15:33 | 27/04/2017 Travel
More streets specifically for tourism will be designated in HCM City in the future, heard a programme named “Dialogue with the city’s authority” with a focus on boosting the local tourism industry.
|A store on the street for traditional herbal medicine shopping in HCM City - Photo: VNA|
Speaking at the April 22 programme, Truong Thi Minh Kieu, Vice Chairman of the People’s Committee of District 5 said the district will launch a street for gold and silver trading on April 27, besides a well-known street for traditional herbal medicine.
Gold and silver businesses have been developed since the 1980s along several roads of the district, such as Nhieu Tam, Nghia Thuc and Bui Huu Nghia where the unique culture of silver craft villages in the Saigon – Cholon area is preserved.
District 5 plans to turn Nguyen Trai street into a fashion world for tourists.
Statistics by the municipal Department of Tourism show that tourism contributes an average of about 80 trillion VND to the city annually, accounting for 9 percent of the Gross Regional Domestic Product.

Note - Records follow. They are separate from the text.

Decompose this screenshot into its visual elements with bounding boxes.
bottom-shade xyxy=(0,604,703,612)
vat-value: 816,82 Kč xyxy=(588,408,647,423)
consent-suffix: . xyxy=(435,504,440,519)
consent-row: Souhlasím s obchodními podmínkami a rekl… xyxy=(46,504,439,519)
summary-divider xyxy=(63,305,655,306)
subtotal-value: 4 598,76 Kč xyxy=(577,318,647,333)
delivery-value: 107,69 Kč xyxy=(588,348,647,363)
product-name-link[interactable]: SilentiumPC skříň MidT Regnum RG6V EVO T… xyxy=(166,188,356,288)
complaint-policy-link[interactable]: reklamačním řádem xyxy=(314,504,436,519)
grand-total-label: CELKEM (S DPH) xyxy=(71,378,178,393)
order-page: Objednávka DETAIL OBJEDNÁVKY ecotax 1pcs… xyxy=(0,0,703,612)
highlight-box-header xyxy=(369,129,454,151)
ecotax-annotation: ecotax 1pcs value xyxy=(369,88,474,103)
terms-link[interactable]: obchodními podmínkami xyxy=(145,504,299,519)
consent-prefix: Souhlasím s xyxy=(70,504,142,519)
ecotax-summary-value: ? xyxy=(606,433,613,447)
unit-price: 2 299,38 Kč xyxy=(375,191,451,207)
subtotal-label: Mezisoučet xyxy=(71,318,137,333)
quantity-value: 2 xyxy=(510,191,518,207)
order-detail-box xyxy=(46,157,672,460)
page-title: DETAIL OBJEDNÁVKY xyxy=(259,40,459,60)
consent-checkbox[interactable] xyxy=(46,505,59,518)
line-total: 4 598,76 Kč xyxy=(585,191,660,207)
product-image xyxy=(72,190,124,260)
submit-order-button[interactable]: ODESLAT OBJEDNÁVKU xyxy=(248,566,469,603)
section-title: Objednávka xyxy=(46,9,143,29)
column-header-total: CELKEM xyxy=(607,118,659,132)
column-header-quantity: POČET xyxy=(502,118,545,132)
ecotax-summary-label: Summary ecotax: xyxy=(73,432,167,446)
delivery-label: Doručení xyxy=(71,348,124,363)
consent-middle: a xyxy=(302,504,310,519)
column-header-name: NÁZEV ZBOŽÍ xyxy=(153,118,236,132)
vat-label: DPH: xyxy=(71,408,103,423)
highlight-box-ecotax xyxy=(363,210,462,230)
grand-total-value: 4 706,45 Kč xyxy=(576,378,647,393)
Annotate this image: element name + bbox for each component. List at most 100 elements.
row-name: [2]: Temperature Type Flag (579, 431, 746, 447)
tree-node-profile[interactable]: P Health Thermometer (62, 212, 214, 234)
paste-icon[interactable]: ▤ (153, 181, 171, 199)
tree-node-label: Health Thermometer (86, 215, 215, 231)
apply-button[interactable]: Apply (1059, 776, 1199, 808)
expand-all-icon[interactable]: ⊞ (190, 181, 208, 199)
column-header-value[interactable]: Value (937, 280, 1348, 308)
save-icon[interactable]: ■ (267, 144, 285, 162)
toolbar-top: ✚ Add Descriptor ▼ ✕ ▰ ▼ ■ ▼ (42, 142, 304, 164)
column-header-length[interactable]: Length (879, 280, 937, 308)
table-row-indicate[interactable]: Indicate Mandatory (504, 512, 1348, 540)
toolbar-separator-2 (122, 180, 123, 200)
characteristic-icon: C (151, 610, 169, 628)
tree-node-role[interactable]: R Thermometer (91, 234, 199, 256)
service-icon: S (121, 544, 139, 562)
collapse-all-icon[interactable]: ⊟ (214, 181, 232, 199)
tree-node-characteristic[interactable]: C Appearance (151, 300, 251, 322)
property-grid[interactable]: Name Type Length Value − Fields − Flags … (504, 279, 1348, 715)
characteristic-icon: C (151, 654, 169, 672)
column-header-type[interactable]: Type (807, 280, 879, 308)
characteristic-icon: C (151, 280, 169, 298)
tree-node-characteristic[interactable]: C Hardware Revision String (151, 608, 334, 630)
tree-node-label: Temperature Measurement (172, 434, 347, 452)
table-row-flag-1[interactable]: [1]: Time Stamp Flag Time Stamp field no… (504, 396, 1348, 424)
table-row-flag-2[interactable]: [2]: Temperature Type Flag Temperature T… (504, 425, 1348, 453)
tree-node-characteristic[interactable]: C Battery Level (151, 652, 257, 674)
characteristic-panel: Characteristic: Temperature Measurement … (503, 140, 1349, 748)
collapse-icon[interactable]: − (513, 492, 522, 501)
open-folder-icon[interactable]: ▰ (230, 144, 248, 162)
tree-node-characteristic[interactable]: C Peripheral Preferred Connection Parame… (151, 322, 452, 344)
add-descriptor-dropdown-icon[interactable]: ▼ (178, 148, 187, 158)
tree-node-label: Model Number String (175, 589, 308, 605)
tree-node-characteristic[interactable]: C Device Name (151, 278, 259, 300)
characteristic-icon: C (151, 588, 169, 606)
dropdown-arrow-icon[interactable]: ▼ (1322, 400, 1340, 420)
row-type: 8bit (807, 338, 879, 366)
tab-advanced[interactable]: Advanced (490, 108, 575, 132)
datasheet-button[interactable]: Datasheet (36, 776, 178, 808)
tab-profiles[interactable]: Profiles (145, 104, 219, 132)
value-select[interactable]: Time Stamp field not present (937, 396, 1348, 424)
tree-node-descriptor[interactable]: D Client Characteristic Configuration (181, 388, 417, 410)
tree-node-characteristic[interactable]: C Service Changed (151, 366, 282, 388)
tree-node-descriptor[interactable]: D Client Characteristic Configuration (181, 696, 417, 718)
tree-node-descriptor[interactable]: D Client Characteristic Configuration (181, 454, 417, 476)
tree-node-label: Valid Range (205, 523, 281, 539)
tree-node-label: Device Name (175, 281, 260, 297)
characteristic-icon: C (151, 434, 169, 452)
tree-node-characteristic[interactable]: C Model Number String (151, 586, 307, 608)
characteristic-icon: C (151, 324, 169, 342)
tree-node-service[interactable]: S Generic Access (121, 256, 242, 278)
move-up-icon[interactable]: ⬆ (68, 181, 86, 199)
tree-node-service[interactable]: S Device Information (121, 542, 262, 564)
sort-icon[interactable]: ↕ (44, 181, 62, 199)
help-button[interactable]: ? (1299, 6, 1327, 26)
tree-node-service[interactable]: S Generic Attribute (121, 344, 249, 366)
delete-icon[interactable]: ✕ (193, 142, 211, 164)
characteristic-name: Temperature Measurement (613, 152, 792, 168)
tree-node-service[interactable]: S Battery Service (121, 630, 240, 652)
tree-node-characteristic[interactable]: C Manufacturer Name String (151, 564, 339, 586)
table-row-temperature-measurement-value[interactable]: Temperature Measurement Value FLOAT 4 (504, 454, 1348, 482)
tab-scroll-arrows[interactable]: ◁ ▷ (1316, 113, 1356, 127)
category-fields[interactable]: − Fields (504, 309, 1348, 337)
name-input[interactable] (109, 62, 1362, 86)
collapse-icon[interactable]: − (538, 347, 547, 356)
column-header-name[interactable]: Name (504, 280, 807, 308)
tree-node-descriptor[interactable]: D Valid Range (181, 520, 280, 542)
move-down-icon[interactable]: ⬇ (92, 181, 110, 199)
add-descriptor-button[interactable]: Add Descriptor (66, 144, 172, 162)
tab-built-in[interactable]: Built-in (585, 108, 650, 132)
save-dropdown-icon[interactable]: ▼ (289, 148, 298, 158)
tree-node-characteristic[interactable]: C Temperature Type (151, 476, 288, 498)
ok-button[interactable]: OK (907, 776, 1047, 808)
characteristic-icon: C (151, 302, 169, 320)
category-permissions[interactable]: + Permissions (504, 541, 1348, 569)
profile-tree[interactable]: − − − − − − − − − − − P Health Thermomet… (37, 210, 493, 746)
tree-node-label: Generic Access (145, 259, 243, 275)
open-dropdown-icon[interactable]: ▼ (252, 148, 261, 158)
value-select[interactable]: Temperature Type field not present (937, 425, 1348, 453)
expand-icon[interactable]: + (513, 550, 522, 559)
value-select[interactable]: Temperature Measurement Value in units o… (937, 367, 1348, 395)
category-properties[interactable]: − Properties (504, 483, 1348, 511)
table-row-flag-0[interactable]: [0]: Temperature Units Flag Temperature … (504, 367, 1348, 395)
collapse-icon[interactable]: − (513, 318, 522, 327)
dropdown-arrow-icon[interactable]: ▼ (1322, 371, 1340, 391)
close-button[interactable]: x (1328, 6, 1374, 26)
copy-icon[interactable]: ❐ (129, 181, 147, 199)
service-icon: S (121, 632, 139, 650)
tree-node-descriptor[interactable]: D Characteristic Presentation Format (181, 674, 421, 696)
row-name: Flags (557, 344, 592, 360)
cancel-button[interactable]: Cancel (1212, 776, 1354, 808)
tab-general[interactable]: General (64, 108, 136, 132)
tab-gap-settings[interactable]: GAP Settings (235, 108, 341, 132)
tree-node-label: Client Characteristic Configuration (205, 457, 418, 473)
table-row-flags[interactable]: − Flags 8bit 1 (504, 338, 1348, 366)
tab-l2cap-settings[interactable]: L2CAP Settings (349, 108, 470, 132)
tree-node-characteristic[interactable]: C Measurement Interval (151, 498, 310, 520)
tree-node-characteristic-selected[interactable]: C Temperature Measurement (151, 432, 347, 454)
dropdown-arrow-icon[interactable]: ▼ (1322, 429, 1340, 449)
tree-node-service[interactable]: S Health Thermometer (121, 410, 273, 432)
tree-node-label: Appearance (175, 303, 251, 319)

The southern economic hub hopes to welcome 7 million international tourist arrivals and 25 million domestic visitors to earn 120 trillion VND in revenue this year.
Many things need to be done to fulfill these goals, Director of the municipal Department of Tourism Bui Ta Hoang Vu said, suggesting that not only authorities but also local travel agencies and residents play a role in helping the city become a more appealing destination.
Local authorities should work to ensure social security and food safety, particularly by reducing pickpocketing and robbery.
The city has focused their tourism promotion efforts on several overseas markets, for example, Russia, Japan and India.
At a meeting on plan to develop tourism on April 21, Vice Chairman of the HCM City People’s Committee Tran Vinh Tuyen said the city will develop its signature tourism products and host at least one festival every month.
It has considered hosting an annual festival for Vietnam’s “ao-dai” in March or organising a flower street during Tet holiday.